Topic Modelling

../_images/topicmodelling.png

Topic modelling with Latent Diriclet Allocation, Latent Semantic Indexing or Hierarchical Dirichlet Process.

Signals

Inputs:

  • Corpus

Corpus instance.

Outputs:

  • Data

Data with topic weights appended.

  • Topics

Selected topics with word weights.

Description

Topic Modelling discovers abstract topics in a corpus based on clusters of words found in each document and their respective frequency. A document typically contains multiple topics in different proportions, thus the widget also reports on the topic weight per document.

../_images/Topic-Modelling-stamped.png
  1. Topic modelling algorithm:
  2. Parameters for the algorithm. LSI and LDA accept only the number of topics modelled, with the default set to 10. HDP, however, has more parameters. As this algorithm is computationally very demanding, we recommend you to try it on a subset or set all the required parameters in advance and only then run the algorithm (connect the input to the widget).
    • First level concentration (γ): distribution at the first (corpus) level of Dirichlet Process
    • Second level concentration (α): distribution at the second (document) level of Dirichlet Process
    • The topic Dirichlet (α): concentration parameter used for the topic draws
    • Top level truncation (Τ): corpus-level truncation (no of topics)
    • Second level truncation (Κ): document-level truncation (no of topics)
    • Learning rate (κ): step size
    • Slow down parameter (τ)
  3. Produce a report.
  4. If Commit Automatically is on, changes are communicated automatically. Alternatively press Commit.

Example

In the first example, we present a simple use of the Topic Modelling widget. First we load bookexcerpts.tab data set and use Preprocess Text to tokenize by words only. Then we connect Preprocess Text to Topic Modelling, where we use a simple Latent Semantic Indexing to find 10 topics in the text.

../_images/Topic-Modelling-Example1.png

We then select the first topic and display the most frequent words in the topic in Word Cloud. We also connected Preprocess Text to Word Cloud in order to be able to output selected documents. Now we can select a specific word in the word cloud, say polly. It will be colored red and also highlighted in the word list on the left.
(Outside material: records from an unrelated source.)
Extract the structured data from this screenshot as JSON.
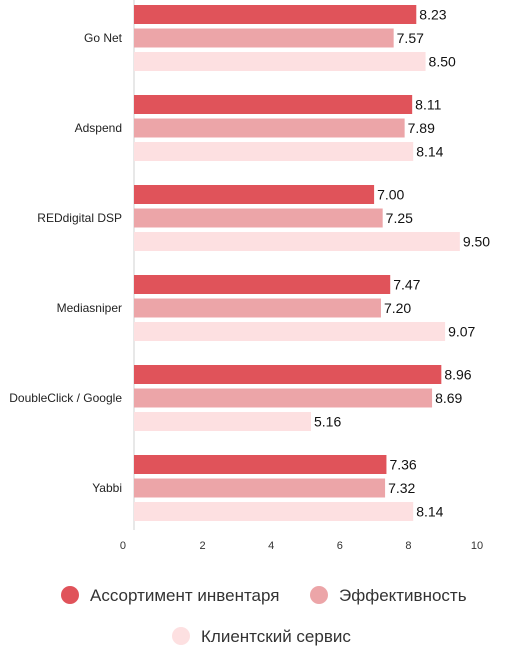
{
  "chart_data": {
    "type": "bar",
    "orientation": "horizontal",
    "categories": [
      "Go Net",
      "Adspend",
      "REDdigital DSP",
      "Mediasniper",
      "DoubleClick / Google",
      "Yabbi"
    ],
    "series": [
      {
        "name": "Ассортимент инвентаря",
        "color": "#e0535a",
        "values": [
          8.23,
          8.11,
          7.0,
          7.47,
          8.96,
          7.36
        ]
      },
      {
        "name": "Эффективность",
        "color": "#eca5a8",
        "values": [
          7.57,
          7.89,
          7.25,
          7.2,
          8.69,
          7.32
        ]
      },
      {
        "name": "Клиентский сервис",
        "color": "#fde0e1",
        "values": [
          8.5,
          8.14,
          9.5,
          9.07,
          5.16,
          8.14
        ]
      }
    ],
    "xlim": [
      0,
      10
    ],
    "xticks": [
      "0",
      "2",
      "4",
      "6",
      "8",
      "10"
    ],
    "value_labels": [
      [
        "8.23",
        "8.11",
        "7.00",
        "7.47",
        "8.96",
        "7.36"
      ],
      [
        "7.57",
        "7.89",
        "7.25",
        "7.20",
        "8.69",
        "7.32"
      ],
      [
        "8.50",
        "8.14",
        "9.50",
        "9.07",
        "5.16",
        "8.14"
      ]
    ],
    "grid": false,
    "legend_position": "bottom"
  }
}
Now we can observe all the documents containing the word polly in Corpus Viewer.

The second example will show how to use a more complex schema to find highly relevant words in a topic. We loaded a data set with recent tweets containing words ‘Slovenia’ and ‘Germany’. We’ve done that with Twitter widget and saved it with Save Data. Since the data set was very big, we gathered the tweets and saved it to .tab format. Later we can always reload the saved data with Corpus.

../_images/Topic-Modelling-Example2.png

Then we used Preprocess Text to tokenize by words and filter out numbers. Then we have to pass the data through Bag of Words in order to be able to use the corpus on Word Enrichment.

We pass the output of Bag of Words to Topic Modelling, where we select the first topic for inspection. We can already inspect word frequency of Topic 1 in Word Cloud.

Finally, we can use Select Rows to retrieve only those documents that have a weight of Topic 1 higher than 0.9 (meaning Topic 1 is represented in more than 9/10 of the document). Finally we connect Select Rows and Bag of Words to Word Enrichment. In Word Enrichment we can observe the most significant words in Topic 1.